Recognizing terminals in a CFG production previously not defined as tokens

https://stackoverflow.com/questions/2937988

05-10-2019
|

Question

I'm making a generator of LL(1) parsers, my input is a CoCo/R language specification. I've already got a Scanner generator for that input. Suppose I've got the following specification:

COMPILER 1

CHARACTERS

digit="0123456789".

TOKENS
number = digit{digit}. 
decnumber = digit{digit}"."digit{digit}.

PRODUCTIONS

Expression = Term{"+"Term|"-"Term}.      
Term = Factor{"*"Factor|"/"Factor}.       
Factor = ["-"](Number|"("Expression")").
Number = (number|decnumber).

END 1.

So, if the parser generated by this grammar receives a word "1+1", it'd be accepted i.e. a parse tree would be found.

My question is, the character "+" was never defined in a token, but it appears in the non-terminal "Expression". How should my generated Scanner recognize it? It would not recognize it as a token.
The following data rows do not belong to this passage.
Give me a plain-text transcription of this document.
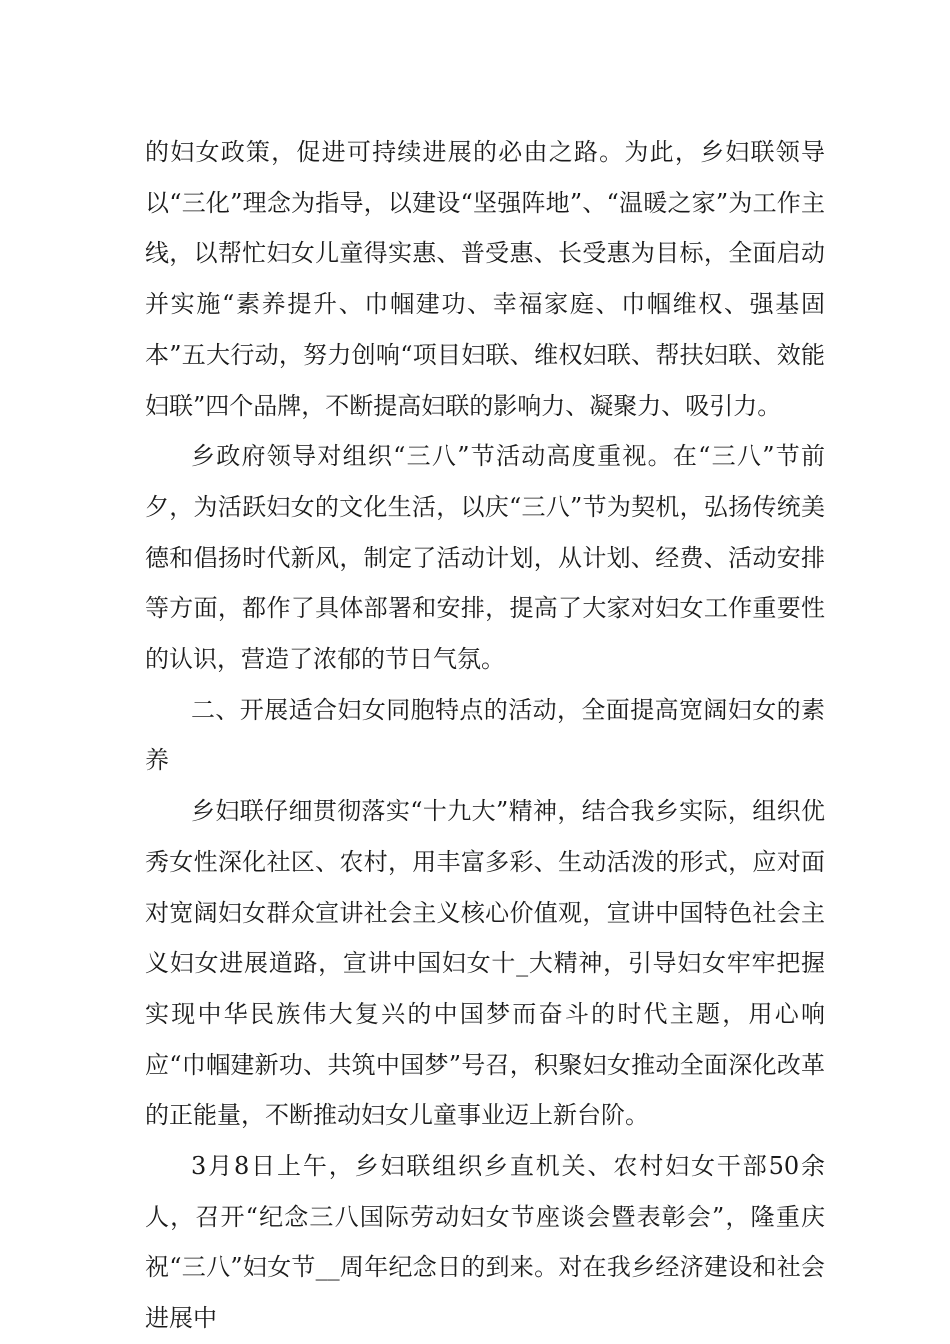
的妇女政策，促进可持续进展的必由之路。为此，乡妇联领导以“三化”理念为指导，以建设“坚强阵地”、“温暖之家”为工作主线，以帮忙妇女儿童得实惠、普受惠、长受惠为目标，全面启动并实施“素养提升、巾帼建功、幸福家庭、巾帼维权、强基固本”五大行动，努力创响“项目妇联、维权妇联、帮扶妇联、效能妇联”四个品牌，不断提高妇联的影响力、凝聚力、吸引力。

乡政府领导对组织“三八”节活动高度重视。在“三八”节前夕，为活跃妇女的文化生活，以庆“三八”节为契机，弘扬传统美德和倡扬时代新风，制定了活动计划，从计划、经费、活动安排等方面，都作了具体部署和安排，提高了大家对妇女工作重要性的认识，营造了浓郁的节日气氛。

二、开展适合妇女同胞特点的活动，全面提高宽阔妇女的素养

乡妇联仔细贯彻落实“十九大”精神，结合我乡实际，组织优秀女性深化社区、农村，用丰富多彩、生动活泼的形式，应对面对宽阔妇女群众宣讲社会主义核心价值观，宣讲中国特色社会主义妇女进展道路，宣讲中国妇女十_大精神，引导妇女牢牢把握实现中华民族伟大复兴的中国梦而奋斗的时代主题，用心响应“巾帼建新功、共筑中国梦”号召，积聚妇女推动全面深化改革的正能量，不断推动妇女儿童事业迈上新台阶。

3月8日上午，乡妇联组织乡直机关、农村妇女干部50余人，召开“纪念三八国际劳动妇女节座谈会暨表彰会”，隆重庆祝“三八”妇女节__周年纪念日的到来。对在我乡经济建设和社会进展中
Is this a valid input then? Should I add this terminal in TOKENS and then consider an error routine for a Scanner for it to skip it?

How does usual language specifications handle this?

Solution

Anything on the RHS of a grammar rule (that's not part of the grammar notation itself) must be either a nonterminal symbol, or a terminal symbol (synonymous with "token"). So yes, you should make your operators tokens. Looking at the CoCo/R documentation, it seems that it will accept literal strings as terminal symbols in the PRODUCTIONS section, so you may not have to do anything else...the parser generator should already treat them as tokens.

Licensed under: CC-BY-SA with attribution

Not affiliated with StackOverflow